8.3 Rêver consciemment : une possibilité contestée.

Pour certains philosophes et penseurs, rêver consciemment est une impossibilité de principe et l'expression "rêver consciemment (ou lucidement)" contient une contradiction dans les termes même de l'expression. Ainsi, de ce point de vue, l'expression "rêve lucide" serait à placer sur le même plan que l'expression "cercle carré". Les facultés cognitives, la conscience réflexive, la volonté ne sont généralement pas considérées comme pouvant être présentes au coeur de l'état de rêve. L'impossibilité du rêve lucide peut être exprimé de manière très explicite, et peut prendre la forme de la contestation de témoignages de rêve lucide ou bien peut être simplement implicite et contenue dans des observations sur le phénomène du rêve. On peut s'autoriser à penser que Platon n'a pas vraiment reconnu la possibilité du rêve lucide lorsqu'il écrit en parlant du Bien que peuvent révéler les sciences :

"Quand à celles dont nous avons dit qu'elles saisissaient quelque chose de l'être, comme la géométrie et les techniques qui s'y rattachent, nous voyons que leur connaissance de l'être ressemble à un rêve et qu'elles sont incapables de le faire voir avec la clarté de l'état de veille."

On comprend dans ce court passage que Platon caractérise l'expérience du rêve par l'absence d'une clarté qui semblerait être l'apanage exclusif de l'état de veille. Bien sûr, ce court passage n'évoque que métaphoriquement et indirectement le rêve, mais on peut le considérer comme caractéristique et représentatif de l'opinion courante en matière de rêve.
Chez Bergson, on ne trouve pas dans ses écrits de considérations sur la possibilité d'une pleine conscience dans l'état de rêve, et lorsqu'il écrit : "D'où vient l'illusion ? Pourquoi perçoit-on, comme si elles étaient réellement présentes, des personnes et des choses ? Mais d'abord, n'y a-t-il rien du tout ? Une certaine matière sensible n'est elle pas offerte à la vue, à l'ouïe, au toucher etc., dans le sommeil comme dans la veille ?" , il ne fait pas état de la possibilité -caractéristique du rêve lucide - de pouvoir reconnaître l'illusion au moment même de son déploiement. Chez Sartre, dans le passage qu'il a tout particulièrement consacré au rêve dans son ouvrage L'imaginaire, il exprime très clairement l'idée, à plusieurs endroits, que ce qui caractérise le rêve, dans son essence, c'est précisément l'absence de conscience réflexive. Il voit même dans cette dernière une menace pour le rêve. A ce sujet, il écrit :

" ...la position d'existence du rêveur ne peut être assimilée à celle de l'homme éveillé, puisque la conscience réflexive, dans un cas, détruit le rêve, du fait même qu'elle le pose pour ce qu'il est."

et un peu plus loin :

" Le rêve nous apparaît donc tout de suite avec un caractère de fragilité qui ne saurait appartenir à la perception : il est à la merci d'une conscience réflexive. "

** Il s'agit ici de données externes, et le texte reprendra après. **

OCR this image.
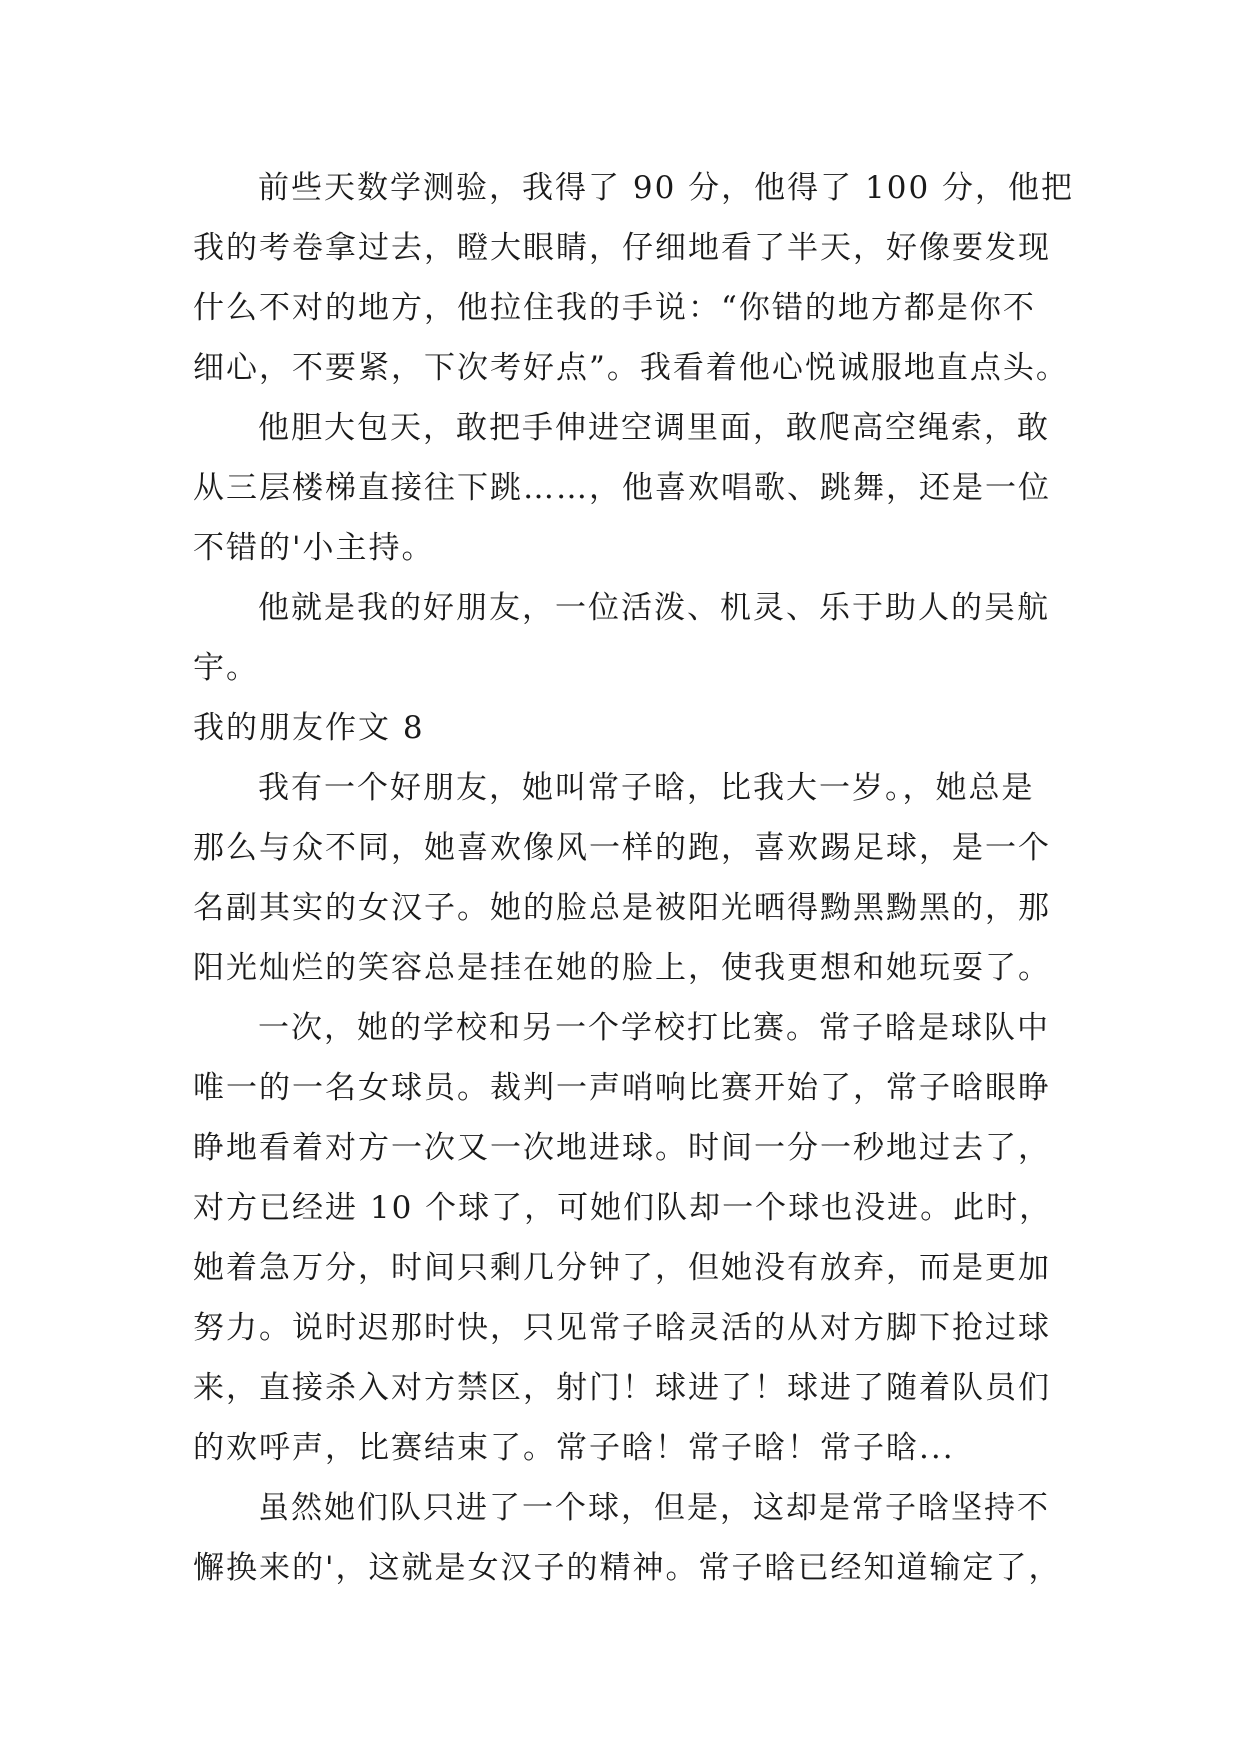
前些天数学测验，我得了 90 分，他得了 100 分，他把
我的考卷拿过去，瞪大眼睛，仔细地看了半天，好像要发现
什么不对的地方，他拉住我的手说：“你错的地方都是你不
细心，不要紧，下次考好点”。我看着他心悦诚服地直点头。
他胆大包天，敢把手伸进空调里面，敢爬高空绳索，敢
从三层楼梯直接往下跳……，他喜欢唱歌、跳舞，还是一位
不错的'小主持。
他就是我的好朋友，一位活泼、机灵、乐于助人的吴航
宇。
我的朋友作文 8
我有一个好朋友，她叫常子晗，比我大一岁。，她总是
那么与众不同，她喜欢像风一样的跑，喜欢踢足球，是一个
名副其实的女汉子。她的脸总是被阳光晒得黝黑黝黑的，那
阳光灿烂的笑容总是挂在她的脸上，使我更想和她玩耍了。
一次，她的学校和另一个学校打比赛。常子晗是球队中
唯一的一名女球员。裁判一声哨响比赛开始了，常子晗眼睁
睁地看着对方一次又一次地进球。时间一分一秒地过去了，
对方已经进 10 个球了，可她们队却一个球也没进。此时，
她着急万分，时间只剩几分钟了，但她没有放弃，而是更加
努力。说时迟那时快，只见常子晗灵活的从对方脚下抢过球
来，直接杀入对方禁区，射门！球进了！球进了随着队员们
的欢呼声，比赛结束了。常子晗！常子晗！常子晗...
虽然她们队只进了一个球，但是，这却是常子晗坚持不
懈换来的'，这就是女汉子的精神。常子晗已经知道输定了，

Sartre exprime également l'idée que toute incursion de la conscience réflexive dans le rêve correspond à un réveil momentané. Cependant, là aussi il fait erreur, car des expériences dans le domaine de l'étude scientifique du sommeil et des rêves ont montré de manière définitive que c'est bien au coeur du rêve et au plus profond de son sommeil qu'un rêveur est conscient de rêver lorsqu'il l'est.
On pourrait multiplier les citations pour montrer qu'il y a, selon Sartre et selon son travail qui vise à élucider le "type d'affirmation intentionnelle constitué par la conscience rêvante" , une impossibilité de principe à rêver lucidement. Il est cependant conscient que cette impossibilité de principe qu'il veut établir de manière théorique, pourrait être remise en question et que dans ce cas, il le dit lui-même, c'est toute sa théorie de l'image qui s'écroulerait en entier :

" ...s'il est vrai que le monde du rêve se donne comme un monde réel et perçu, alors qu'il est constitué par une imagerie mentale, n'y a t-il pas au moins un cas où l'image se donne comme perception, c'est à dire un cas où la production d'une image ne s'accompagne pas de la conscience non-thétique de spontanéité imageante ? et s'il en était ainsi, est-ce que notre théorie de l'image ne risquerait pas de s'écrouler toute entière ?"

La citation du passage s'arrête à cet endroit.